Hoje vou falar sobre orgulho e preconceito (não o livro), sobre extrajogo/metajogo/metagame e sobre o mito do jeito certo de jogar e obviamente sobre diversão.

Orgulho e Preconceito

Não vou bancar o chato e falar o quanto esses dois sentimentos tão comuns nos dividiram e nos dividem até hoje… por causa desse tipo de coisa agimos, por vezes, como idiotas e nos segregamos.

Bem tanto faz… vim falar sobre RPG.

Colocando uma lente para dentro do RPG, nem quero falar sobre a barbárie que são mesas que não aceitam mulheres, ou carregam qualquer tipo de ranço preconceituoso, quero falar daquelas mesas que se sentem superiores por jogarem do “jeito certo”.

Antes de mais nada quero ressaltar um anime que exemplifica bem o que quero dizer o “Wotaku ni Koi wa Muzukashii” (abreviado para Otakoi) esse anime fala sobre dois casais que são amigos entre si e todos os quatro são Otakus, sendo que cada um é um tipo diferente, um gosta mais games, outro gosta de fazer cosplay e por aí vai… O interessante é que de vez em quando eles têm discussões, pois acreditam que seus interesses são, de algum modo, mais importantes que os interesses de seus amigos, declarando veladamente e explicitamente, mas todos carregam um sentimento de superioridade.

Nesse texto faço o Mea Culpa, tendo em vista que eu sou assim, na verdade acho que a maioria das pessoas são… então não quero que você se sinta culpado/a pela maneira que se sente, somente quero que tente melhorar.

Não ache que o fato de outra mesa jogar um jogo sobre fadas enquanto a sua joga uma sobre vampiros, te faz melhor de alguma maneira. Não ache que pelo fato de você investir mais em horror pessoal está jogando da maneira correta, enquanto outra mesa foca mais em combate e uso de disciplinas (poderes vampíricos).

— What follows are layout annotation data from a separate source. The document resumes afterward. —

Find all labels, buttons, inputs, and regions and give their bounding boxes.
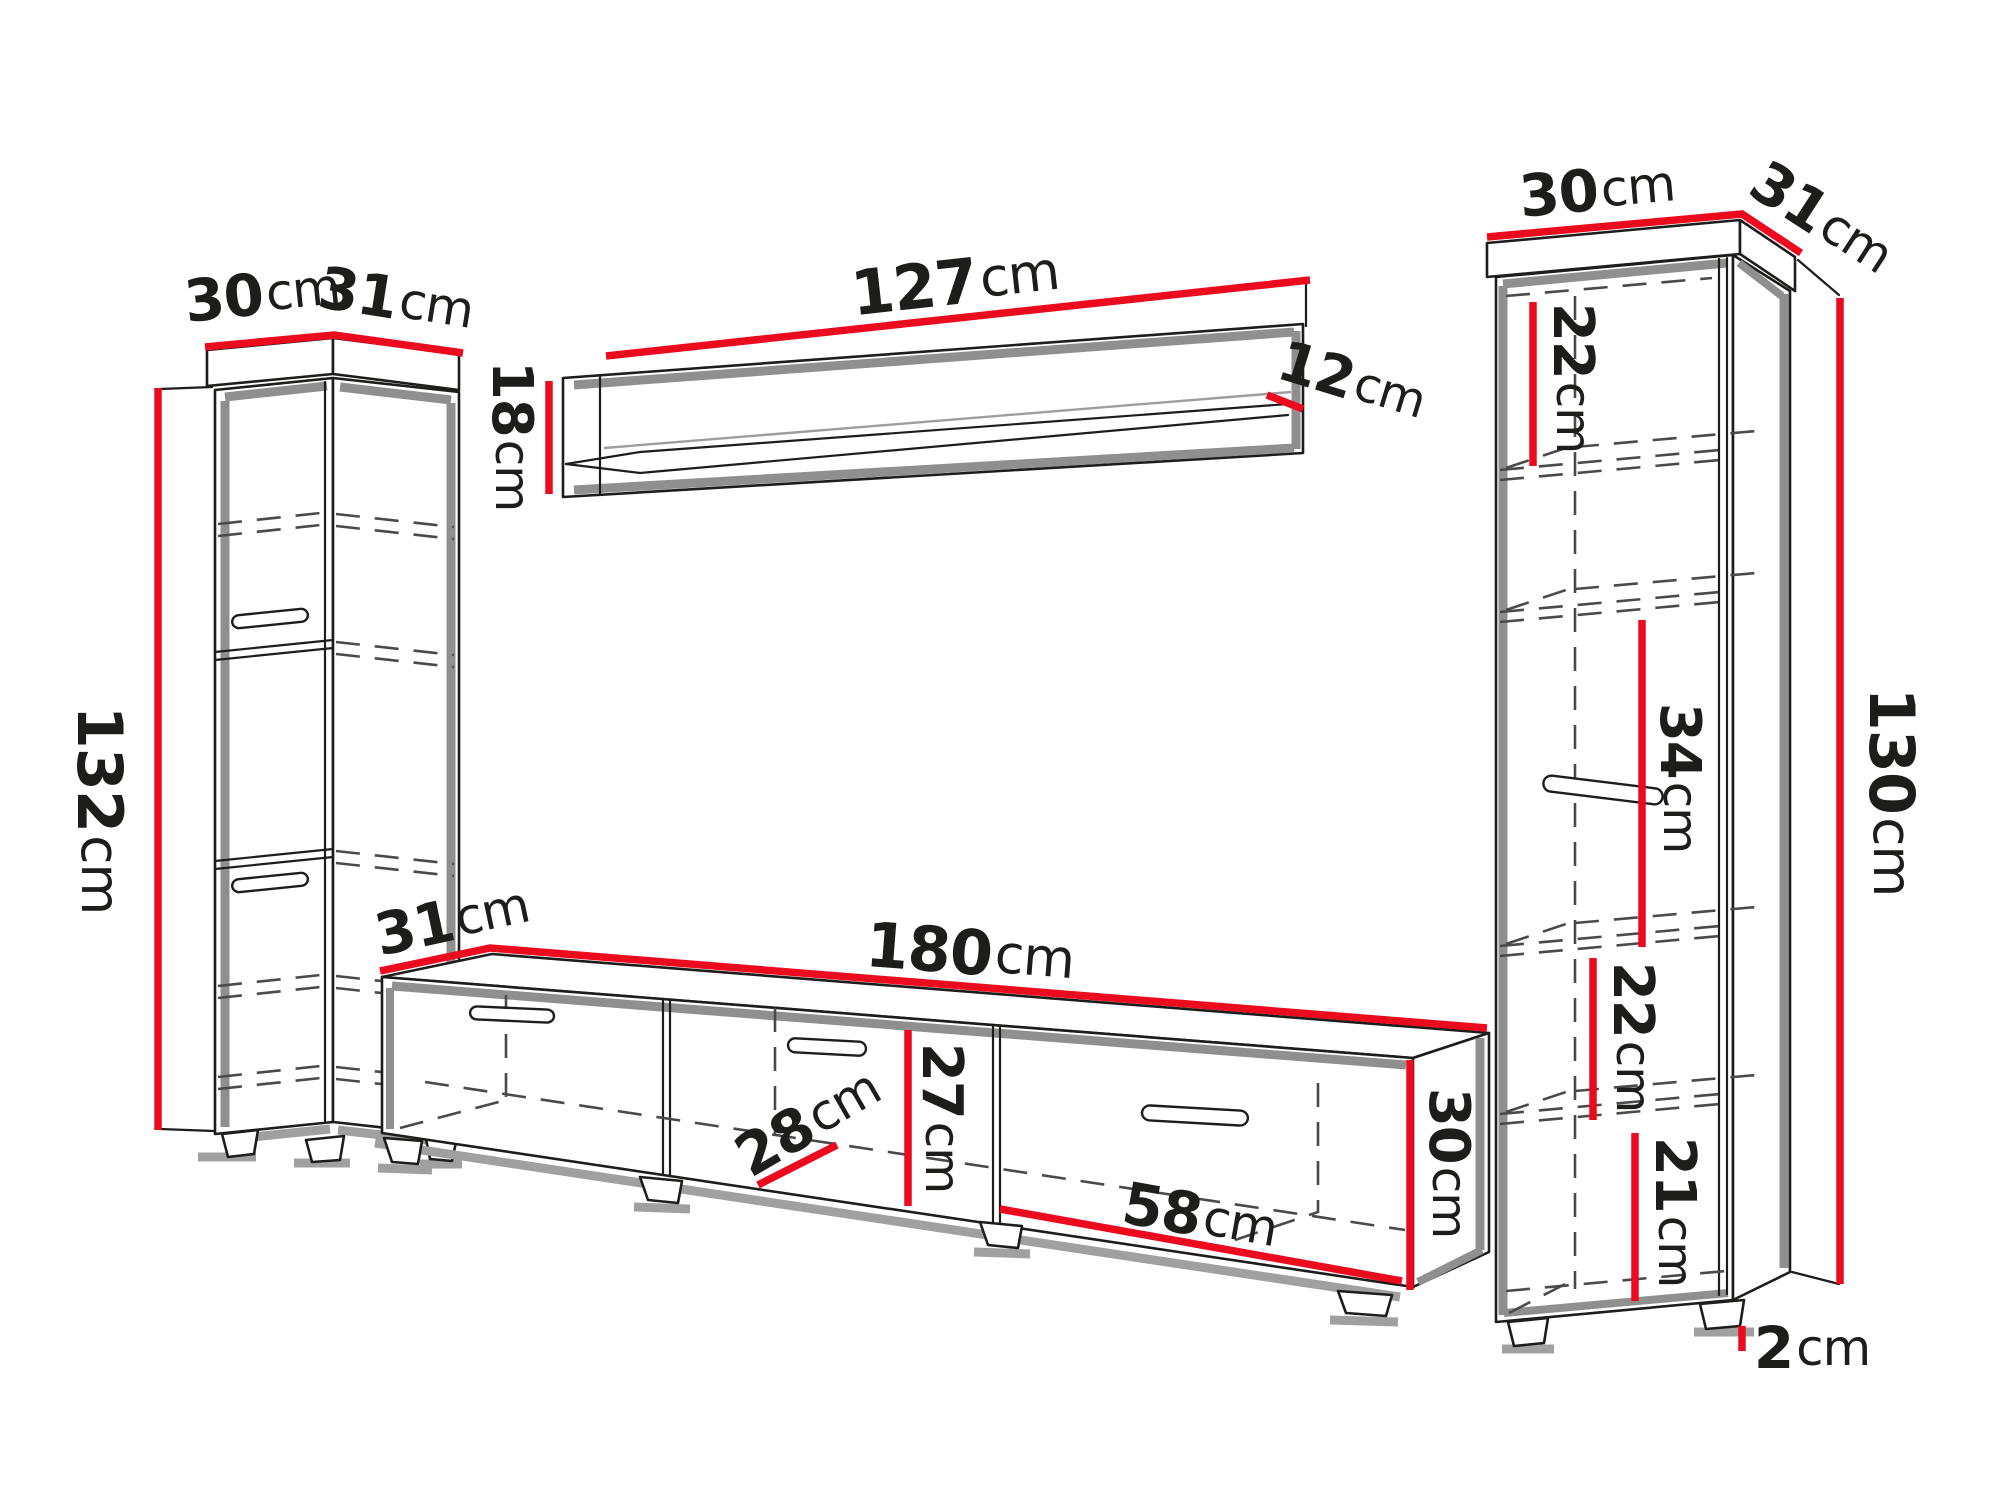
extension-line: [1798, 260, 1839, 295]
dim-label-right-section-bottom: 21cm: [1643, 1137, 1708, 1287]
extension-line: [160, 387, 212, 389]
dim-label-right-plinth: 2cm: [1754, 1314, 1870, 1382]
extension-line: [160, 1129, 214, 1131]
dim-label-left-height: 132cm: [64, 706, 137, 915]
dim-label-tv-inner-height: 27cm: [910, 1043, 975, 1193]
door-handle: [788, 1038, 867, 1056]
dim-label-tv-height: 30cm: [1417, 1088, 1482, 1238]
dim-label-shelf-width: 127cm: [847, 234, 1062, 329]
dim-label-right-section-middle: 34cm: [1648, 703, 1713, 853]
dim-label-right-section-lower: 22cm: [1601, 962, 1666, 1112]
tv-stand-drawing: 31cm 180cm 28cm 27cm 58cm 30cm: [369, 871, 1489, 1322]
dim-label-shelf-height: 18cm: [480, 361, 545, 511]
dim-label-right-height: 130cm: [1856, 688, 1929, 897]
extension-line: [1792, 1272, 1839, 1284]
door-handle: [470, 1006, 554, 1023]
dim-label-left-depth: 31cm: [314, 253, 478, 345]
diagram-canvas: 30cm 31cm 132cm 127cm 18cm 12cm: [0, 0, 2000, 1500]
dim-label-right-section-top: 22cm: [1541, 303, 1606, 453]
furniture-dimension-diagram: 30cm 31cm 132cm 127cm 18cm 12cm: [0, 0, 2000, 1500]
left-cabinet-front-face: [215, 378, 333, 1134]
right-cabinet-drawing: 30cm 31cm 22cm 34cm 22cm 21cm 130cm 2cm: [1487, 147, 1929, 1382]
wall-shelf-drawing: 127cm 18cm 12cm: [480, 234, 1434, 511]
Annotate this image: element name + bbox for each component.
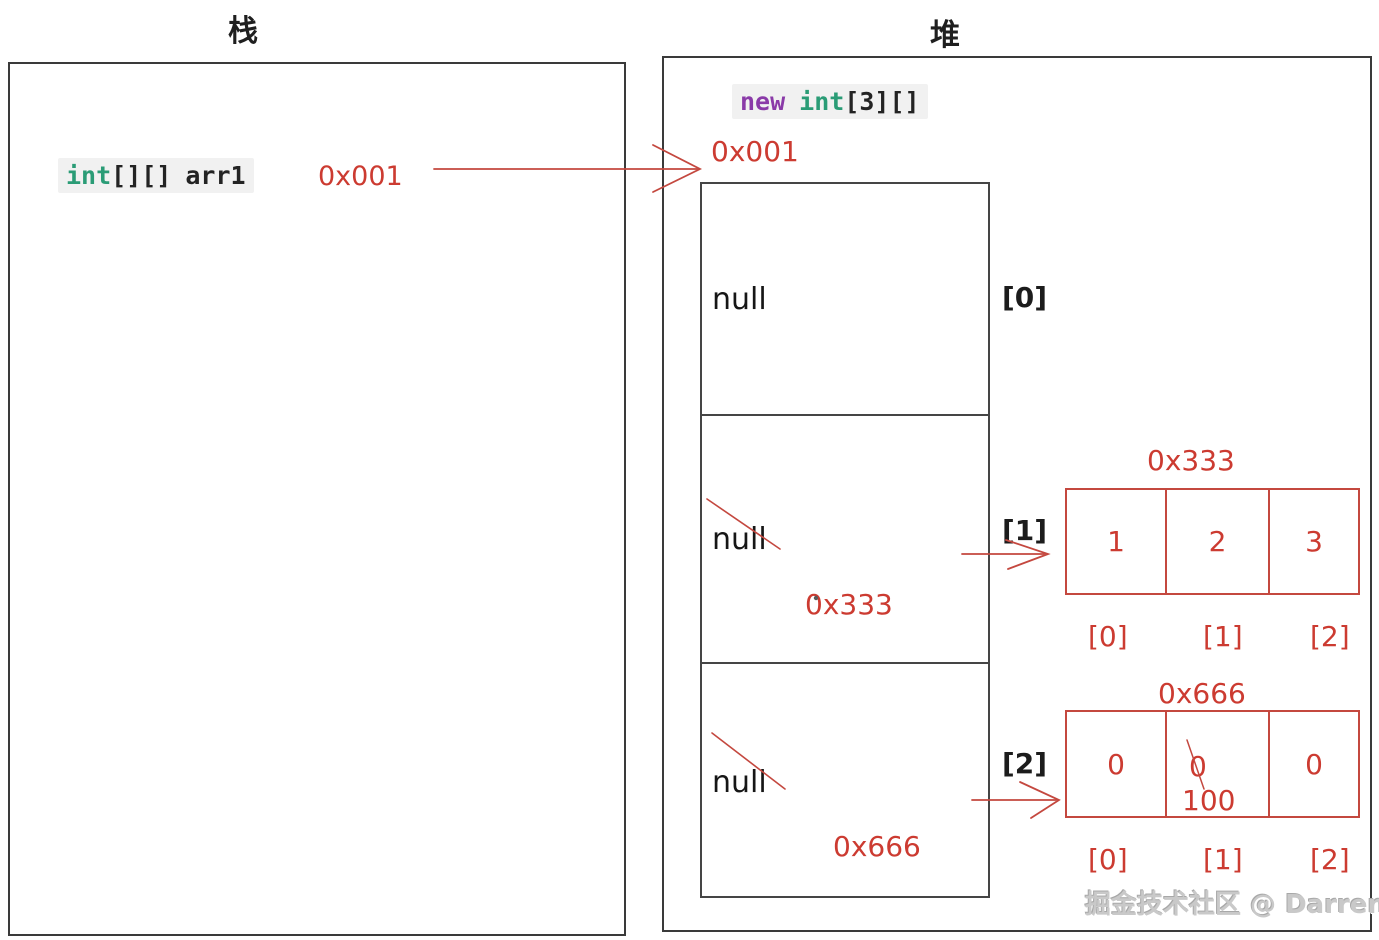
type-keyword: int — [66, 161, 111, 190]
heap-address-label: 0x001 — [711, 135, 799, 168]
array-333-value-2: 3 — [1305, 525, 1323, 558]
outer-index-1: [1] — [1002, 514, 1047, 547]
type-keyword: int — [799, 87, 844, 116]
cell1-new-address: 0x333 — [805, 588, 893, 621]
variable-name: arr1 — [185, 161, 245, 190]
array-333-cell-2: 3 — [1268, 490, 1358, 593]
outer-index-2: [2] — [1002, 747, 1047, 780]
array-666-index-1: [1] — [1203, 843, 1243, 876]
array-333-box: 1 2 3 — [1065, 488, 1360, 595]
array-brackets: [3][] — [844, 87, 919, 116]
null-value: null — [702, 282, 767, 317]
array-333-value-0: 1 — [1107, 525, 1125, 558]
array-666-value-1-crossed: 0 — [1189, 750, 1207, 783]
stack-variable-declaration: int[][]arr1 — [58, 158, 254, 193]
array-666-title: 0x666 — [1158, 677, 1246, 710]
new-keyword: new — [740, 87, 785, 116]
stack-address-value: 0x001 — [318, 161, 403, 192]
array-666-value-0: 0 — [1107, 748, 1125, 781]
array-333-title: 0x333 — [1147, 444, 1235, 477]
array-666-index-0: [0] — [1088, 843, 1128, 876]
watermark: 掘金技术社区 @ Darren — [1085, 884, 1379, 921]
array-333-index-0: [0] — [1088, 620, 1128, 653]
array-666-new-value: 100 — [1182, 784, 1235, 817]
array-333-cell-0: 1 — [1067, 490, 1165, 593]
outer-cell-1: null 0x333 — [702, 414, 988, 662]
array-666-index-2: [2] — [1310, 843, 1350, 876]
array-666-cell-2: 0 — [1268, 712, 1358, 816]
stack-box — [8, 62, 626, 936]
array-666-value-2: 0 — [1305, 748, 1323, 781]
array-333-index-1: [1] — [1203, 620, 1243, 653]
heap-title: 堆 — [930, 10, 961, 54]
array-666-cell-0: 0 — [1067, 712, 1165, 816]
null-value-crossed: null — [702, 522, 767, 557]
array-666-cell-1: 0 100 — [1165, 712, 1268, 816]
heap-new-expression: newint[3][] — [732, 84, 928, 119]
memory-diagram: 栈 int[][]arr1 0x001 堆 newint[3][] 0x001 … — [0, 0, 1379, 940]
outer-cell-0: null — [702, 184, 988, 414]
cell2-new-address: 0x666 — [833, 830, 921, 863]
array-brackets: [][] — [111, 161, 171, 190]
stack-title: 栈 — [228, 6, 259, 50]
outer-array-box: null null 0x333 null 0x666 — [700, 182, 990, 898]
array-333-index-2: [2] — [1310, 620, 1350, 653]
array-333-value-1: 2 — [1209, 525, 1227, 558]
outer-index-0: [0] — [1002, 281, 1047, 314]
outer-cell-2: null 0x666 — [702, 662, 988, 900]
array-666-box: 0 0 100 0 — [1065, 710, 1360, 818]
array-333-cell-1: 2 — [1165, 490, 1268, 593]
null-value-crossed: null — [702, 765, 767, 800]
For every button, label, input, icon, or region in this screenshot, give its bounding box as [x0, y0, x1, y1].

Outros bons exemplos é o pessoal que joga edições mais antigas de RPGs, ou só joga com suplementos oficiais, isso não faz você jogar melhor, nem do jeito certo, você joga do jeito certo se sua mesa está se divertindo.

O jeito certo de jogar

Então bora falar sobre como jogar do jeito certo. Bem é  muito fácil jogar RPG, só precisa se preocupar com 2 regras.

A primeira é conhecida como muitos como a Regra de Ouro, que é:

1 – DIVIRTA-SE

Vou resumi-la da seguinte forma, se qualquer coisa se interpõe a diversão, seja uma regra, seja um personagem, seja o que for, a diversão sempre deve prevalecer.

Essa norma parte do pressuposto de que o objetivo número 1 do jogo é se divertir, não tem pra que reservar horas de um final de semana para não se divertir, seja achando tesouros, explorando um mundo cyberpunk ou se cagando de medo de deuses antigos… as pessoas se reúnem para jogar porque se divertem, assim essa regra é mais que natural.

Já extremamente debatida no meio RPGístico, por vezes sofrendo críticas severas, não a regra em si, mas sua utilização. Como assim? Já vi muitas pessoas falando que um sistema extremamente dependente da regra de ouro, onde suas regras serão extremamente modificadas para poder ser divertido se trata de um sistema ruim…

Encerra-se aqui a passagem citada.